The time has come for Ontario to enact its own Constitution to protect and enhance the values we hold most dear; Liberty of the Person and Self-determination.
While the Constitution of Canada and the Charter of Rights and Freedoms provides and protects Ontarians, it is and will be subject to interpretation over time and such interpretations should be guided by our own understanding of liberty and self-determination.
The Constitution of Canada provides for allocations of power and authority as between the Federal and Provincial governments. It does so in a manner that is oft suggestive that the Provincial Government is an independent entity unto itself rather than the Democratic Representation of the people of Ontario. Such power and authority is further subjugated to the Legislative Executive rather than the Legislature as a whole.

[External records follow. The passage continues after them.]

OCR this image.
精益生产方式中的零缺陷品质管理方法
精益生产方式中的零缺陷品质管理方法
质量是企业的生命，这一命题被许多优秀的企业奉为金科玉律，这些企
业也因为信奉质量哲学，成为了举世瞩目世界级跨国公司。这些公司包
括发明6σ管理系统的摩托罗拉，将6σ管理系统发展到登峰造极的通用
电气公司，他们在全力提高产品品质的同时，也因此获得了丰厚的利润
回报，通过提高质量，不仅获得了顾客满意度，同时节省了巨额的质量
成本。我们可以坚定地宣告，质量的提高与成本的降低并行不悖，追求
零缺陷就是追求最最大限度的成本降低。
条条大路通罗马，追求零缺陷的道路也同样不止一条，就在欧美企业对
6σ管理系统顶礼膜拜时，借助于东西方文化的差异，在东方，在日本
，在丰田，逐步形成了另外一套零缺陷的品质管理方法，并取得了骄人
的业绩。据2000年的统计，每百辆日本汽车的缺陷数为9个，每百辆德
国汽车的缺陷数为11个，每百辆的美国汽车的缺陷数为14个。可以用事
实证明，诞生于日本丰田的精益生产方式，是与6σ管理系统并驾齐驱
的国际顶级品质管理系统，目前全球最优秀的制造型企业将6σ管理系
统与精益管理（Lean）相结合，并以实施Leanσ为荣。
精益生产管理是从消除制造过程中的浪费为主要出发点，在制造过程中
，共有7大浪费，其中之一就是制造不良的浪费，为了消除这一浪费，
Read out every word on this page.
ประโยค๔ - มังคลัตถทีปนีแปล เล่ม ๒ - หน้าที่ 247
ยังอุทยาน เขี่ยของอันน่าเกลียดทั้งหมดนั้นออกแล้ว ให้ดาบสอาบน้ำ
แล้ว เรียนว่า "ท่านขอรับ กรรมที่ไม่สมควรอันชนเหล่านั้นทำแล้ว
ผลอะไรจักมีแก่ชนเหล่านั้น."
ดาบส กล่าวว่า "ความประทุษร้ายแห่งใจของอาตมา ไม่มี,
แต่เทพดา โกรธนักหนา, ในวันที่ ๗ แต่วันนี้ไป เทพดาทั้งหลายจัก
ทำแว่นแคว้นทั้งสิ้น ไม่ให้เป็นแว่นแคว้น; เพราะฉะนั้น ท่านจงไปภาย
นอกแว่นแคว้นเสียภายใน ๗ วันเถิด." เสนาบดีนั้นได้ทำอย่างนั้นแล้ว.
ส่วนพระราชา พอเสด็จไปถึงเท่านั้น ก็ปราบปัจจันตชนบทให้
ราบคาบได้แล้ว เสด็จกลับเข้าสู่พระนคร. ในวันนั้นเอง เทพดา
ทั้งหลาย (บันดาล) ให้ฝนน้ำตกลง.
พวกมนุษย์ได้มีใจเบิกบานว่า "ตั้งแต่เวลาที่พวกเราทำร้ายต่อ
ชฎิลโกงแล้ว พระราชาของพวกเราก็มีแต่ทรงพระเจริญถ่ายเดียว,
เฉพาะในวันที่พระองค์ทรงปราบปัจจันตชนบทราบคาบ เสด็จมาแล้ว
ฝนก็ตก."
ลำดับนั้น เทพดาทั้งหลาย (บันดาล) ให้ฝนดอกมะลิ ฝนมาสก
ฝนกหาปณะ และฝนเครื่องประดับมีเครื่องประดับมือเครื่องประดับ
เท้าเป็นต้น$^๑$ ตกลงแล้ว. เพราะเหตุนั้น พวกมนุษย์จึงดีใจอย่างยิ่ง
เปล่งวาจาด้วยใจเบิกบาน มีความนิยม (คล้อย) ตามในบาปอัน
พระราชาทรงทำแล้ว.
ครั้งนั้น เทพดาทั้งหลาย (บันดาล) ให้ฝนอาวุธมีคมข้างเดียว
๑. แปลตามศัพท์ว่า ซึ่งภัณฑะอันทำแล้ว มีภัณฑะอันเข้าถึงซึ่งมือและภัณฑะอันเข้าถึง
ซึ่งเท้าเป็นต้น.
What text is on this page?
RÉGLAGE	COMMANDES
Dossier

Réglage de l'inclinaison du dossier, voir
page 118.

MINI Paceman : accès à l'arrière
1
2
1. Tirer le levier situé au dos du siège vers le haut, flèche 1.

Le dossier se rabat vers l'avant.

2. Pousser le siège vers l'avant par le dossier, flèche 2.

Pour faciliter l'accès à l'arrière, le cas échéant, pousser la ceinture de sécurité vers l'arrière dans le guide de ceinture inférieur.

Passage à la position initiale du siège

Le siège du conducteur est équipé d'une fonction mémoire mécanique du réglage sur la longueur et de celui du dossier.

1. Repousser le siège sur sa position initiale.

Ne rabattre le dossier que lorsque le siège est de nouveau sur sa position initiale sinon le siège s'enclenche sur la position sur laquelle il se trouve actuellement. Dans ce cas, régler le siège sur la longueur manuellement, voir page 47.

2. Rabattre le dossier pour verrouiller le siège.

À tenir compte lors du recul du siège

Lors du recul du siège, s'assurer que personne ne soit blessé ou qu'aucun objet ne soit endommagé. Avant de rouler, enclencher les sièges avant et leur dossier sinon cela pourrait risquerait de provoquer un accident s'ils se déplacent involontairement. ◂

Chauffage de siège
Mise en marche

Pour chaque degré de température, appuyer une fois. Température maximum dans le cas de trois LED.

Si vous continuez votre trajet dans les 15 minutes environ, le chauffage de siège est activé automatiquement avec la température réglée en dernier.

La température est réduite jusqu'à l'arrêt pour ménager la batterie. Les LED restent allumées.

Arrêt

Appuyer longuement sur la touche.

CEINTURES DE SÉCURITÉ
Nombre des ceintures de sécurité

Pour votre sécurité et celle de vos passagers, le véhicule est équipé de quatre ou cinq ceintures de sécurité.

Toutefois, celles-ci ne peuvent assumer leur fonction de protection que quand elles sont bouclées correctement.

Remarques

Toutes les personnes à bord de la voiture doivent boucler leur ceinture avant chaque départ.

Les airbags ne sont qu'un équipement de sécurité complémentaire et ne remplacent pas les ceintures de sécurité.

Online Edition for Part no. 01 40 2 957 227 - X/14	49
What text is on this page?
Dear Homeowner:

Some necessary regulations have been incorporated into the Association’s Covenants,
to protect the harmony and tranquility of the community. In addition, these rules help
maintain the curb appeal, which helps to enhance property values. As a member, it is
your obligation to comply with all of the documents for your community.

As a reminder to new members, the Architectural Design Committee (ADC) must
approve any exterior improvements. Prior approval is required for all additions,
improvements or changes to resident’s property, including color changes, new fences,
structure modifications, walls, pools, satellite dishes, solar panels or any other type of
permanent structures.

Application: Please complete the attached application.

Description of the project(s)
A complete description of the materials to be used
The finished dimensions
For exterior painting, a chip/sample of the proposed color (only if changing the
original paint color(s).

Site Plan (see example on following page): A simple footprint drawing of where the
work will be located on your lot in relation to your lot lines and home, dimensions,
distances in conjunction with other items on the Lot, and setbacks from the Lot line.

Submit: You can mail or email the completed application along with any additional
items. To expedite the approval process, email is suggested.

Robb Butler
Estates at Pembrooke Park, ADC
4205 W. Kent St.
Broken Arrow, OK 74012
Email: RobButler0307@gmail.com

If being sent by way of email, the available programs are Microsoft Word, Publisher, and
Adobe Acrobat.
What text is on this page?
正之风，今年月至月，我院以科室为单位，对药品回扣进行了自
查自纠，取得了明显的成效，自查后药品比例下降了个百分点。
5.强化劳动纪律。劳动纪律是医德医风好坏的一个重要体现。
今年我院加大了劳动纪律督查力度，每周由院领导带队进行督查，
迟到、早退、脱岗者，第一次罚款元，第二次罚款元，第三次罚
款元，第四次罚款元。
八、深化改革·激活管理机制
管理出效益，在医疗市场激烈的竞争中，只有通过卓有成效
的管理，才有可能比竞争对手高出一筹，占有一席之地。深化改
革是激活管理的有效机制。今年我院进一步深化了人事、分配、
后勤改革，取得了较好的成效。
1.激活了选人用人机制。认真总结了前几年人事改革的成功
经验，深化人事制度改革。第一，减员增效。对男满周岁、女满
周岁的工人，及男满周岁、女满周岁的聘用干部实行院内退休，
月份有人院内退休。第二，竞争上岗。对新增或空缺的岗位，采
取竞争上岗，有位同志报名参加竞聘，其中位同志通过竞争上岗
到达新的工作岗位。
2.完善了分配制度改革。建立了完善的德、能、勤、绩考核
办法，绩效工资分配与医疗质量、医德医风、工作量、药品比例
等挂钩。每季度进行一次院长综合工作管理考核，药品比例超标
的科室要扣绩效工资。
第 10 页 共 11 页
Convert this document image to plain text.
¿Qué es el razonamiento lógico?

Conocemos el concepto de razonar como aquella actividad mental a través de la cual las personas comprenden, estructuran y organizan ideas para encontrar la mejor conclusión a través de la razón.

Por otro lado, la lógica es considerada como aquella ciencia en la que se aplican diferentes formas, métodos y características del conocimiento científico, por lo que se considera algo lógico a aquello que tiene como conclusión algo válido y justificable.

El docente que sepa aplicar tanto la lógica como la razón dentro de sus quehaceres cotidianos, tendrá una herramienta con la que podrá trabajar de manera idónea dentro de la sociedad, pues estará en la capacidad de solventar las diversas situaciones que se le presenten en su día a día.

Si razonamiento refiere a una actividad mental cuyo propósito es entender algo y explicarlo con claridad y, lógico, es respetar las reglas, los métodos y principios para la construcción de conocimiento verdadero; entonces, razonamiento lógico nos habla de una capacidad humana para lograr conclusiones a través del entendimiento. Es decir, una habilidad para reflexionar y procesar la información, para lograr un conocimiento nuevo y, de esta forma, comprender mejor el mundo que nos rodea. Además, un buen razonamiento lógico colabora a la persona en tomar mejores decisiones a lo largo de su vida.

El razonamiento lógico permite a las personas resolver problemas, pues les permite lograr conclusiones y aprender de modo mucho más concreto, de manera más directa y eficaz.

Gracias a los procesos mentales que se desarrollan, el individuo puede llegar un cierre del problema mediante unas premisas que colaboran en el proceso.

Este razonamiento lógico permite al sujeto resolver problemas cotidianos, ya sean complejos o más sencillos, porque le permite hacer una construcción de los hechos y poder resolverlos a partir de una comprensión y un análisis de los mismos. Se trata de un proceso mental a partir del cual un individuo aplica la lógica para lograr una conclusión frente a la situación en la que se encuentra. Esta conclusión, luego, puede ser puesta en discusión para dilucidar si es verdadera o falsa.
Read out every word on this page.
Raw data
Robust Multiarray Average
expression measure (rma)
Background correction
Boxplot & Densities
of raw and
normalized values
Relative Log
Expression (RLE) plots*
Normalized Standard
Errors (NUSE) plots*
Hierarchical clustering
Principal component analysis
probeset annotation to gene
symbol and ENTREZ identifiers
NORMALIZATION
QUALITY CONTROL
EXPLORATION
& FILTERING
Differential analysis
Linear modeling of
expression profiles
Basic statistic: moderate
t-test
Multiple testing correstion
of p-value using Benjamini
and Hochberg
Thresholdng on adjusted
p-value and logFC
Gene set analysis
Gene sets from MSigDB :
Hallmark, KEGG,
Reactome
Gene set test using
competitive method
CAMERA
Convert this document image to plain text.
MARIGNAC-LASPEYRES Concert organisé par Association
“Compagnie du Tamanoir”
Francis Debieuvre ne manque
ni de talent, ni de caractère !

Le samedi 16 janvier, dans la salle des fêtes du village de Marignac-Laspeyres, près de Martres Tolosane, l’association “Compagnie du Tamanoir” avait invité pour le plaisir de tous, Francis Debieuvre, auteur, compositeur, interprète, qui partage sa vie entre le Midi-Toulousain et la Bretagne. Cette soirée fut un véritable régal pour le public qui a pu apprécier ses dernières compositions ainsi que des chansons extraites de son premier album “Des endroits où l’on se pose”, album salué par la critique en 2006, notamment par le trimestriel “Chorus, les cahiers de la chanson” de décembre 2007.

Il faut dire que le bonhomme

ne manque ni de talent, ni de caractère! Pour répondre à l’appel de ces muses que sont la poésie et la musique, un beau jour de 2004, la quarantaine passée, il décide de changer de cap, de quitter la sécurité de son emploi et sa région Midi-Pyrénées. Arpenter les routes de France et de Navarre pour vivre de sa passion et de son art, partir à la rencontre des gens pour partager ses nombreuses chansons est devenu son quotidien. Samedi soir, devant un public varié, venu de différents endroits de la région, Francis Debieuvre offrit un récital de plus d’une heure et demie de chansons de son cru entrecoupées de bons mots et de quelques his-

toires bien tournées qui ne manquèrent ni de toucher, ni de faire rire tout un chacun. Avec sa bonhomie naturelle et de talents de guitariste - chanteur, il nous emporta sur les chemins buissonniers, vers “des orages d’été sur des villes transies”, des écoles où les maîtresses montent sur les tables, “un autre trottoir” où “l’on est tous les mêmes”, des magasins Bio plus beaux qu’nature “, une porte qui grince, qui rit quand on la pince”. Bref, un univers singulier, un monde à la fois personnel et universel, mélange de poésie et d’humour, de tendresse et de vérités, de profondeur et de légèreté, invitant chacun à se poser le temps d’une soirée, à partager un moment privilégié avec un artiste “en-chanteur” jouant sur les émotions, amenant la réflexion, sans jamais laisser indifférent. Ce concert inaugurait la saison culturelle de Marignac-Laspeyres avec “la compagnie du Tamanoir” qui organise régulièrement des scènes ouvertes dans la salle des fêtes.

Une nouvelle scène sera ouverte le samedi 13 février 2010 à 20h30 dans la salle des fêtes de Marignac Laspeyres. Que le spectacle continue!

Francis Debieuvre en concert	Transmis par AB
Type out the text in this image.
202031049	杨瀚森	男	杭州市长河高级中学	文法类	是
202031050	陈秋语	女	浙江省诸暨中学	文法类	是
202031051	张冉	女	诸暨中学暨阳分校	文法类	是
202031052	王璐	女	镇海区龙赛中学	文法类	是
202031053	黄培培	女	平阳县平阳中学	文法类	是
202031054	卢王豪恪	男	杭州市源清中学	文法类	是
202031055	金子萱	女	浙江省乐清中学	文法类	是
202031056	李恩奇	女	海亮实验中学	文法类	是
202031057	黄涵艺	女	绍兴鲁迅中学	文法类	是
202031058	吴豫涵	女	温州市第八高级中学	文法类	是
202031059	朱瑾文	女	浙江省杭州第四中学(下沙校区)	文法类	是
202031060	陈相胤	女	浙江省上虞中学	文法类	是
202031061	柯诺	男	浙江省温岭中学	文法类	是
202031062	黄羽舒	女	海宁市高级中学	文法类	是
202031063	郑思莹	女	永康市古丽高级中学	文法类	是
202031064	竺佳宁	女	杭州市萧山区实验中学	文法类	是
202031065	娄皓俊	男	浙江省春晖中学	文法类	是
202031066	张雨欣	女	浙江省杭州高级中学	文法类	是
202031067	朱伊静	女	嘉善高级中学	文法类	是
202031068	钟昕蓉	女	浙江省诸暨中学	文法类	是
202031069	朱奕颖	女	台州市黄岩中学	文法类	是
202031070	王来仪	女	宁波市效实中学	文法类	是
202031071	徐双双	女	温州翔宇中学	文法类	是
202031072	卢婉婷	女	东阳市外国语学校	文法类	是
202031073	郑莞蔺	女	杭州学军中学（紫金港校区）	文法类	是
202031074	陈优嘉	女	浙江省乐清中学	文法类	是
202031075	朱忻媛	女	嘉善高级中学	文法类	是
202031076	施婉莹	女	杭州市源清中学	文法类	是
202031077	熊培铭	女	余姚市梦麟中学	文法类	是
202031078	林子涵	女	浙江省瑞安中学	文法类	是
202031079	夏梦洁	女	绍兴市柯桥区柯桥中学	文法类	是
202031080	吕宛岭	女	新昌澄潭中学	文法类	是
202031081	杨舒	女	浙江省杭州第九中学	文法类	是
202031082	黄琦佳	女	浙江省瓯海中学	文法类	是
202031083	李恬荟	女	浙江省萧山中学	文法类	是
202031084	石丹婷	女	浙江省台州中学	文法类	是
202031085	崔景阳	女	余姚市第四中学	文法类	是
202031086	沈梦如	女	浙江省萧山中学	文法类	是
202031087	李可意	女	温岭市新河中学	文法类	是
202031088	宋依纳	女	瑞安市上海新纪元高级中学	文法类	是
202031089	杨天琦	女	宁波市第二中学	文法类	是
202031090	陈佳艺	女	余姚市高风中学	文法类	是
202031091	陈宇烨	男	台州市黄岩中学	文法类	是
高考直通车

The Ontario Constitution will seek to protect the authority of the people, ensure that rights and Liberties are interpreted pursuant to our values as Ontarians and that any limitations of those rights be subject to the most rigorous tests for all time and for all people.
While there is no specific reference to or proscription for a Provincial Constitution for Ontario, the BNA ACT 1867, and the Canada Act 1982 both provide for considerations of and to Provincial Constitutions and or amendments thereto. As such, we would undertake to amend our Constitution in the first instance through its creation and enactment.
The creation of the Dominion of Canada, the Province of Ontario, and the evolving delineation of its boundaries over time were from the very beginning subject to questions of legitimacy in terms of the Parties to the agreement in establishing the Dominion, the existence and legitimacy of land and land right treaties, and, the descendant allocation of authority to regions and communities in the Province.
The history of history while a critical element in the interpretation of Law and its application through precedent finds itself mired in
antiquated, undemocratic, restrictive, and subjugate interpretations.
Rights as originally assigned and belonging to all people equally were defined at the time under the tacit understanding that the term people was very limited in scope, and as a result; more members of society were excluded than included.
While over time we have expanded the definitions and interpretations of terms to be ever more inclusive, we cannot begin to imagine those who as yet remain beyond current protection any more than our ancestors could. We must establish an interpretative model that by default includes all that we see and do not yet see, all we know and do not yet know, and, all that we can imagine and do not yet imagine.
Greater voices and depths of expertise are required to effect a useful, valued and fair Constitution for Ontario than can be offered here. Though perhaps a framework from which to initiate this process may be summarized in the following considerations;
That both the Canadian Charter of Rights and Freedoms and the United Nations Charter of Human Rights be entrenched in the Ontario Constitution with the caveat that they both be always subject to the broadest standard of inclusion and application for all people in Ontario.
That the rules, laws, and understandings that may be codified in Law are merely representations of a time and place and the best efforts of those people who experienced that era, and should therefore be subject to review and renewal every century, but that the basic rights encoded therein may not be derogated, only expanded and reaffirmed with current knowledge and interpretative language.
That Liberty of the person is paramount and that self-determination includes the individual liberty and all rights of association and voice of such agencies as may be desirable by the individual and or collection of individuals, and that, no association, group, agency, or even government may exist without the continued support and assignment of authority by individuals
That notwithstanding the historic Parties to the establishment and expansion of Ontario, time, common sense, and clarity of rights demands that the Parties to a Constitutional process in Ontario include all of the relevant Parties in redress of their exclusion through history.
That Ontario as a Province may; cease to exist, expand, or be reduced, subject to the will of the people and shall never be considered to be a natural or perpetual entity, but rather, that it exists day to day to day only because the people continue to so choose.
The process of developing a Constitution for Ontario may indeed be more important than the product itself. It provides an opportunity to redress the past, establish and clarify inalienable rights, and, to confirm the democratic foundation of the Province of Ontario as the product of agency provided to Government by the will of and confidence from the people.